Con il concreto rischio – anche per questo la maternità è sacra, e va nominata – che la gestante si affezioni a quel che l’Ave Maria chiama “il frutto del suo seno”: il figlio che porta in grembo, insomma, e che è pur sempre figlio suo. Tanto che dovrebbe essere giuridicamente libera di tenerselo, dico io, certo restituendo i soldi, altrimenti sarebbe una truffa. Questa dovrebbe essere l’unica sanzione umana per quanti – in maggioranza eterosessuali e solo più raramente omosessuali, con buona pace della destra – sono costretti ad affidare a un contratto il proprio sacrosanto bisogno di maternità/paternità.
Chiamiamo questa cosa “gestazione per altri”? Va bene, se proprio insistete nel voler sottolineare, contro qualsiasi solidarietà umana con le persone coinvolte, l’aspetto meccanico e anche commerciale della cosa. Ma, per favore, non parliamo di GPA solidale, come invece ha fatto l’insospettabile radicale Magi: (equa-e-)solidale, cioè non pagata.

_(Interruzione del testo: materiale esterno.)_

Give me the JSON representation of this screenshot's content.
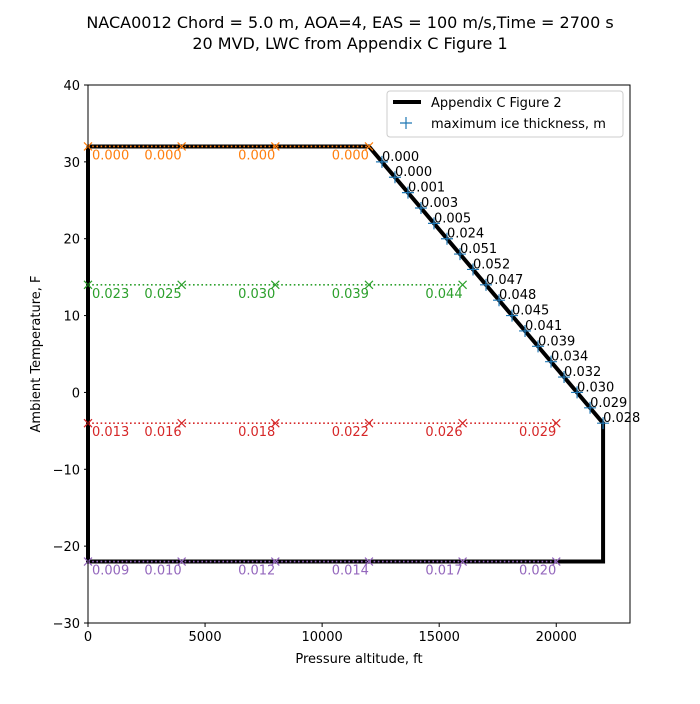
{
  "chart_data": {
    "type": "line",
    "title": [
      "NACA0012 Chord = 5.0 m, AOA=4, EAS = 100 m/s,Time = 2700 s",
      "20 MVD, LWC from Appendix C Figure 1"
    ],
    "xlabel": "Pressure altitude, ft",
    "ylabel": "Ambient Temperature, F",
    "xlim": [
      0,
      23150
    ],
    "ylim": [
      -30,
      40
    ],
    "xticks": [
      0,
      5000,
      10000,
      15000,
      20000
    ],
    "yticks": [
      -30,
      -20,
      -10,
      0,
      10,
      20,
      30,
      40
    ],
    "grid": false,
    "legend_position": "top-right",
    "envelope": {
      "name": "Appendix C Figure 2",
      "color": "#000000",
      "x": [
        0,
        12000,
        22000,
        22000,
        0,
        0
      ],
      "y": [
        32,
        32,
        -4,
        -22,
        -22,
        32
      ]
    },
    "ice_points": {
      "name": "maximum ice thickness, m",
      "color": "#1f77b4",
      "marker": "plus",
      "y": [
        30,
        28,
        26,
        24,
        22,
        20,
        18,
        16,
        14,
        12,
        10,
        8,
        6,
        4,
        2,
        0,
        -2,
        -4
      ],
      "labels": [
        "0.000",
        "0.000",
        "0.001",
        "0.003",
        "0.005",
        "0.024",
        "0.051",
        "0.052",
        "0.047",
        "0.048",
        "0.045",
        "0.041",
        "0.039",
        "0.034",
        "0.032",
        "0.030",
        "0.029",
        "0.028"
      ]
    },
    "series": [
      {
        "temperature": 32,
        "color": "#ff7f0e",
        "x": [
          0,
          4000,
          8000,
          12000
        ],
        "labels": [
          "0.000",
          "0.000",
          "0.000",
          "0.000"
        ]
      },
      {
        "temperature": 14,
        "color": "#2ca02c",
        "x": [
          0,
          4000,
          8000,
          12000,
          16000
        ],
        "labels": [
          "0.023",
          "0.025",
          "0.030",
          "0.039",
          "0.044"
        ]
      },
      {
        "temperature": -4,
        "color": "#d62728",
        "x": [
          0,
          4000,
          8000,
          12000,
          16000,
          20000
        ],
        "labels": [
          "0.013",
          "0.016",
          "0.018",
          "0.022",
          "0.026",
          "0.029"
        ]
      },
      {
        "temperature": -22,
        "color": "#9467bd",
        "x": [
          0,
          4000,
          8000,
          12000,
          16000,
          20000
        ],
        "labels": [
          "0.009",
          "0.010",
          "0.012",
          "0.014",
          "0.017",
          "0.020"
        ]
      }
    ]
  }
}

Con lo stesso retropensiero peloso della destra: non sfruttiamo le donne povere! Ma lo vogliamo lasciar decidere alle donne stesse, che ci mettono il proprio corpo, se farsi sfruttare, e come?

Anzi, non si potrebbe rovesciare l’argomento e ricordare che la coppia italiana costretta a ricorrere alla maternità surrogata estera, perché in Italia è vietata e le adozioni sono inavvicinabili, può essere lei a essere sfruttata dalla gestante-non-solidale? Specie se questa, come mi pare sempre più giusto, alla fine potesse tenersi lei il frutto della gestazione, beninteso dopo essercisi affezionata. Pensarla diversamente, coinvolgere nella stessa condanna morale chi ha bisogno di un figlio e chi glielo fornisce a pagamento, mi sembra un atto di paternalismo.
Paternalismo, sì: con tutte le connotazioni maschiliste che la parola comporta. Con la differenza che qui il paternalismo è esercitato soprattutto da donne femministe ortodosse: sicché dovrebbe chiamarsi, piuttosto, maternalismo. E lascio al lettore/lettrice/* giudicare cosa sia meglio/peggio, se il tradizionale paternalismo maschilista o questo solo relativamente nuovo maternalismo femminista. Apriamo un dibbbattito, con tre b, sul maternalismo? Ma perché no, forse sarebbe meno inutile che discutere sul niente, come s’è fatto in Parlamento e come si continua a fare sui social.

Nel niente ricomprendo anche l’alternativa equa-e-solidale: la maternità surrogata sì però gratis, con al massimo un congruo rimborso spese. Ma stiamo scherzando? Questa mi pare la soluzione più ipocrita di tutte: per non apparire sfruttate, o per non esserlo, non ho capito bene, le donne povere dovrebbero lasciarsi ingravidare gratis. E allora mi verrebbe da dire: ma lasciatele fare quel che vogliono del proprio corpo, le donne, ricche o povere, e che anzi, se povere, si facciano pagare profumatamente. Così impariamo, noi ricchi, a non fare più figli.
Perché il problema, alla fine, è tutto lì: la crisi demografica, direbbe uno statistico, io direi la salvezza di quella stirpe già gloriosa che furono gli italiani. Perché ci tenga tanto non lo so; sono europeista, anzi cittadino del mondo, e poi avrei potuto anche nascere calabrone, scorpione o cactus. Che volete che vi dica? Sono nato non solo umano ma italiano, e mi sono affezionato. E mi chiedo: lo vogliamo salvare, questo popolo disgraziato, dall’imminente estinzione? E allora ricorriamo a tutti i mezzi, politicamente corretti e no, maternità surrogata compresa. E basta ditini alzati: l’anima, quella, ce la salveremo un’altra volta.